While drone photography and filming seems to have taken over the Internet, and drones continue to buzz through the news on a regular basis, the real potential of the drone has yet to be realized.

The international banking firm Goldman Sachs recently listed the eleven ways that drone tech will change the world, and the construction industry was number one. Cinematography, which we currently see as the biggest market for drone insurance, was listed at eleventh. That indicates how much change is about to occur – and how relatively untouched the construction industry currently is.

Commercial mapping and surveying makes up 12 per cent of our applicants for drone insurance, while commercial aerial inspection makes up 14 per cent. Those numbers have been on a slight incline, though commercial photography and filming sill make up a bulk – over half – of all applications.

Drones are on the rise.

While the Federal Aviation Authority (FAA) in the States only recently announced rules around commercial use for UAVs, Transport Canada has allowed for commercial drone use with a Special Flight Operations Certificate (SFOC) for some time now. As of June 2016, Transport Canada has issued 3,000 permits for commercial drone applications. That’s more than all of 2015 combined, when they issued 2,500 permits. To put those numbers in perspective, the regulatory agency issued only 345 in 2012 and 66 in 2010. Transport Canada anticipates they will issue 5,000 in 2017.

Drones are already revolutionizing construction.

There are plenty of ways aerial imaging and data are already being used in the construction industry: surveying and planning, construction documentation, safety and inspection, environmental reporting, lead line/cable delivery and positional marking. They can also be useful in volume and planning calculations and thermal calculations.

Advantages to using a drone in construction:

  • Properly mapping out a construction site takes a lot of time, and time is money. Every day spent mapping is another day not building. Drones can do a job in a fraction of the time a team of people could do it, and if needed continue doing it for a realtime mapping as the project proceeds.

  • Drones can map with incredible detail, thanks to their airborne versatility. 3D modeling, contour line maps and progress forecasting models are just a few. Construction companies budget accuracy mistakes into their bids with the assumption that there will be an error somewhere along the line. Drones could drastically reduce or eliminate those errors.

  • The safety component is huge. Rather than sending employees into a risky environment to collect data or perform inspections, drones can serve this purpose.

Each of these aspects will continue to improve with time and testing.

Construction companies that have decided to embrace drone tech are now faced with a decision: bring drone use in-house, or use a service provider.

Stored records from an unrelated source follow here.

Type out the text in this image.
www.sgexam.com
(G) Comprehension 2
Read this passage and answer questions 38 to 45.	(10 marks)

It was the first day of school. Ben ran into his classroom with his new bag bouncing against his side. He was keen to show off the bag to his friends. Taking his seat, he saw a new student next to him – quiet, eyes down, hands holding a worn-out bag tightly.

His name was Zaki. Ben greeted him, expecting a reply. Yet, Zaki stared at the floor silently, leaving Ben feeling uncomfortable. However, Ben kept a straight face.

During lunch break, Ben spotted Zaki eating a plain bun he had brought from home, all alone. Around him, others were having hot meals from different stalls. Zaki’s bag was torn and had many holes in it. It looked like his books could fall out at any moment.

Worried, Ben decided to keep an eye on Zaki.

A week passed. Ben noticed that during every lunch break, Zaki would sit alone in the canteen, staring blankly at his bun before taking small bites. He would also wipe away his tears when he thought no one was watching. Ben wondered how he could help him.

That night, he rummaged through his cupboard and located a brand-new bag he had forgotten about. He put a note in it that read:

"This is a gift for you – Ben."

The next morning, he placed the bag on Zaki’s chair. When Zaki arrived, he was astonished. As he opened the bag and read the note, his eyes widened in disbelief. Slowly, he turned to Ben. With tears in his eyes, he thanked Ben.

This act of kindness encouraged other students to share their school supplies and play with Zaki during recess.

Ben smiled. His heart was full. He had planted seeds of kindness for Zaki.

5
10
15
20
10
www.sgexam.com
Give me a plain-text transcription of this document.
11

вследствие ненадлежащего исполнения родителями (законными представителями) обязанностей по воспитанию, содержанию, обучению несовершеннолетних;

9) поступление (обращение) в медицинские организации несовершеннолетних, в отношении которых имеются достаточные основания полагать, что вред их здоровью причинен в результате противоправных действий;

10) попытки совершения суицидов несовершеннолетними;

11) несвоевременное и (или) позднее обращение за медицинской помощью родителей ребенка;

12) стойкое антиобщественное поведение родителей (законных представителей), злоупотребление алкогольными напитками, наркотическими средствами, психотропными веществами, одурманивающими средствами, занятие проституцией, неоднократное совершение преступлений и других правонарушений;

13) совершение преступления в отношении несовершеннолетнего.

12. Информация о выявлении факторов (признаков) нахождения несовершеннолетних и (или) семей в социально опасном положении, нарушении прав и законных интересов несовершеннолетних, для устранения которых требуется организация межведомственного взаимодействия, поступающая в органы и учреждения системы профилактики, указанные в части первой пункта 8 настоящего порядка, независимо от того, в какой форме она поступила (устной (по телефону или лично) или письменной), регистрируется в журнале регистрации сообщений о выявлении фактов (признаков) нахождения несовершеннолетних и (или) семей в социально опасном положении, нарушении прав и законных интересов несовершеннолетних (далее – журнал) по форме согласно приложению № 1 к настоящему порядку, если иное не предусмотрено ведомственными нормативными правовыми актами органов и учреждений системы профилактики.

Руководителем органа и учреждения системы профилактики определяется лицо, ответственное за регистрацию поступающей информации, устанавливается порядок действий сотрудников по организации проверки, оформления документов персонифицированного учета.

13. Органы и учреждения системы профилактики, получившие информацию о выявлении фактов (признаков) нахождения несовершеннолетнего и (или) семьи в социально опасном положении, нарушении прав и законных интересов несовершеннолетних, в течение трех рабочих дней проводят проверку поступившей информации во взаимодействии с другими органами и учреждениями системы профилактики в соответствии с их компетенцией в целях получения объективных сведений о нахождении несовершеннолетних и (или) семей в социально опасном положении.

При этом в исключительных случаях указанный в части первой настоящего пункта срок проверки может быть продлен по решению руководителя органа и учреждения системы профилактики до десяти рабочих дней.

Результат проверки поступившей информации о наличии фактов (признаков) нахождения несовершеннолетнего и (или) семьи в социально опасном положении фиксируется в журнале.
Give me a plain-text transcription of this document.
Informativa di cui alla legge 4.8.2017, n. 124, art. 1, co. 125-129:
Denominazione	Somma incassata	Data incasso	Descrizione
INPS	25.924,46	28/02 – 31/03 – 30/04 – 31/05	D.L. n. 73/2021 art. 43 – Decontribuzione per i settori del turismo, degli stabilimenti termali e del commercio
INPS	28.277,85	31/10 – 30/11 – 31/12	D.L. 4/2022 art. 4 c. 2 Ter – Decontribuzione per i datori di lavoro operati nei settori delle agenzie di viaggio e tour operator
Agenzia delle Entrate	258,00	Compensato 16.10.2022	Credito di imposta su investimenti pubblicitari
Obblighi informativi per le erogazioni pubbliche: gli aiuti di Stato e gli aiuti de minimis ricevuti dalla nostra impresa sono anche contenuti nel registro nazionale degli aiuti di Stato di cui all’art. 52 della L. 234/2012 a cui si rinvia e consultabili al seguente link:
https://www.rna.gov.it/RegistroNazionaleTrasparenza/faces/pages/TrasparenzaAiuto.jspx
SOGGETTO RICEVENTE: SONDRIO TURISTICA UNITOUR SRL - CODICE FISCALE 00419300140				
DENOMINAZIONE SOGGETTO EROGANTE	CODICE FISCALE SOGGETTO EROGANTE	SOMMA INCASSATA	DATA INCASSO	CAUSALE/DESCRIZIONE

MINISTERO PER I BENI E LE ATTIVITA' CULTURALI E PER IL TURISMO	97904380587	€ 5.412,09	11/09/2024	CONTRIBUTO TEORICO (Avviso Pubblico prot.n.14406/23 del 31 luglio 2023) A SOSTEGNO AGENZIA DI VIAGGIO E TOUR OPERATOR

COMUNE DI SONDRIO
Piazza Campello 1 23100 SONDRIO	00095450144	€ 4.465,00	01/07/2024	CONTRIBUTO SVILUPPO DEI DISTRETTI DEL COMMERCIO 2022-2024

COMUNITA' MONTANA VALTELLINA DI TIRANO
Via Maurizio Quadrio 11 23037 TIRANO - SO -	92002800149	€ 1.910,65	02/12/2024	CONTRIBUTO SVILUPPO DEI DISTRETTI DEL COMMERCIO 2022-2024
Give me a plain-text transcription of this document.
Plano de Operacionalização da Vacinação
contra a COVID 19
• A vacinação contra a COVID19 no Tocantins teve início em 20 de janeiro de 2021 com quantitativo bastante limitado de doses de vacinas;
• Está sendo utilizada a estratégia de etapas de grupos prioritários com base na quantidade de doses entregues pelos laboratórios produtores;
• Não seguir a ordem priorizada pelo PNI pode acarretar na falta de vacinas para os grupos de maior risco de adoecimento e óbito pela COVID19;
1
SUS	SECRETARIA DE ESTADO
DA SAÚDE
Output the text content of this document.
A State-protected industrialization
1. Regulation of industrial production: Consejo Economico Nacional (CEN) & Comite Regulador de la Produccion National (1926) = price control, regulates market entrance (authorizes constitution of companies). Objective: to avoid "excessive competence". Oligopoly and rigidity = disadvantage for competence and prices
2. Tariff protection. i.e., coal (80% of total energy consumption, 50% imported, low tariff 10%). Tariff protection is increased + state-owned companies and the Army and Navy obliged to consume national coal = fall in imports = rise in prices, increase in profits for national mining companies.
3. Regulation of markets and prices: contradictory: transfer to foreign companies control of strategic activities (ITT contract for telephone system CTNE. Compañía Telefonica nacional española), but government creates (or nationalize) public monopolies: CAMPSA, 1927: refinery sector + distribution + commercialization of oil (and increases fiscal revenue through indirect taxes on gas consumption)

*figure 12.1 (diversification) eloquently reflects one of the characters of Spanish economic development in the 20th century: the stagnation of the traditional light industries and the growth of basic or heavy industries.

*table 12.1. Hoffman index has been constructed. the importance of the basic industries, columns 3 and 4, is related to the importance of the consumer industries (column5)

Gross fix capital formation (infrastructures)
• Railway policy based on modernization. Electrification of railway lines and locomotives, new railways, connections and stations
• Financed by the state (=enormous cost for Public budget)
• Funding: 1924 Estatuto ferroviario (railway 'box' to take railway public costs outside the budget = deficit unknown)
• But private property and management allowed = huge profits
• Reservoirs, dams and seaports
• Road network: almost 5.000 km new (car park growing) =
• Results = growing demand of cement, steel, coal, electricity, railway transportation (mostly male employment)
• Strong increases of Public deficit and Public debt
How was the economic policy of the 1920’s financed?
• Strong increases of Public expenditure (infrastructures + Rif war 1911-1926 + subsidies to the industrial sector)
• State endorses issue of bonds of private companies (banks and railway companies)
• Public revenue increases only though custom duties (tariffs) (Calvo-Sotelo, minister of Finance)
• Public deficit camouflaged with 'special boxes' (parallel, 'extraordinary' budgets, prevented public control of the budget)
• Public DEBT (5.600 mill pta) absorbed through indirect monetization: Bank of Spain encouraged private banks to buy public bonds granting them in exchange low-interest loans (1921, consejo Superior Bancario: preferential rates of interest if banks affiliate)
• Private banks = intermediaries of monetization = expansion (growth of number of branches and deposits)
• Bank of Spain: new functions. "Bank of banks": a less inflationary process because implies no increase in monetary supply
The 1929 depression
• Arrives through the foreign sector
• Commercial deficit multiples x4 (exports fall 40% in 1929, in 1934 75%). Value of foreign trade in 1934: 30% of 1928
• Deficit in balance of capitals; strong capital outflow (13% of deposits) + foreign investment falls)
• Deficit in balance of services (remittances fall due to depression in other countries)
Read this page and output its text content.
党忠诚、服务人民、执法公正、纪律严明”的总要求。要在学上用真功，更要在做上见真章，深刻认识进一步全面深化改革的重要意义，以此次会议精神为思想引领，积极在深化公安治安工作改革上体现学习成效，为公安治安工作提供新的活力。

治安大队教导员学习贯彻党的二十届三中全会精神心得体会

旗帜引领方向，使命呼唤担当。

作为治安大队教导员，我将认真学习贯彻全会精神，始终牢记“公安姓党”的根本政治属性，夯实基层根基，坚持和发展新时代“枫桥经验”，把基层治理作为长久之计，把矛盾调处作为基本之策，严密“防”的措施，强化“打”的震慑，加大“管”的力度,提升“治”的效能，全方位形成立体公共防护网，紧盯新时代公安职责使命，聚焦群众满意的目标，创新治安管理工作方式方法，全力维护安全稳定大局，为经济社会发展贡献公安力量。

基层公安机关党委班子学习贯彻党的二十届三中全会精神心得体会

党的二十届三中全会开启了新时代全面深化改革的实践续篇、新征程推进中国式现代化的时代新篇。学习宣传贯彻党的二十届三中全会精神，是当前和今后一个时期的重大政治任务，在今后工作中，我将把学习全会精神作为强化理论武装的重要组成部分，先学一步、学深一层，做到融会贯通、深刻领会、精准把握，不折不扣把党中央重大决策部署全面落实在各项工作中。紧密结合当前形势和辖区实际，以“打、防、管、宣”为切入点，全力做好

With technology evolving at such a rapid pace, equipment becomes outdated quickly – possibly before the return is realized. That makes the service provider option particularly attractive. A skilled operator can also reduce the risk of damage or injury.

This is not happening sometime in the distant future

Aerobotika is a company in British Columbia that specializes in geomatics and mapping.

“The unmanned advantage is obvious.” says Aerobotika Operations Manager Kate Kienapple. “It’s not difficult to demonstrate the cost savings and increased safety offered by these systems.” 

Aerobotika both flies aerial services and also trains crews looking to leverage their existing workforce to use this new, remotely piloted tool.

Whether using an in-house drone or contracting a service provider, liability insurance is vitally important, as most commercial general liability policies specifically exclude aviation exposures. Transport Canada requires a minimum of $100,000 liability coverage for all commercial drone users.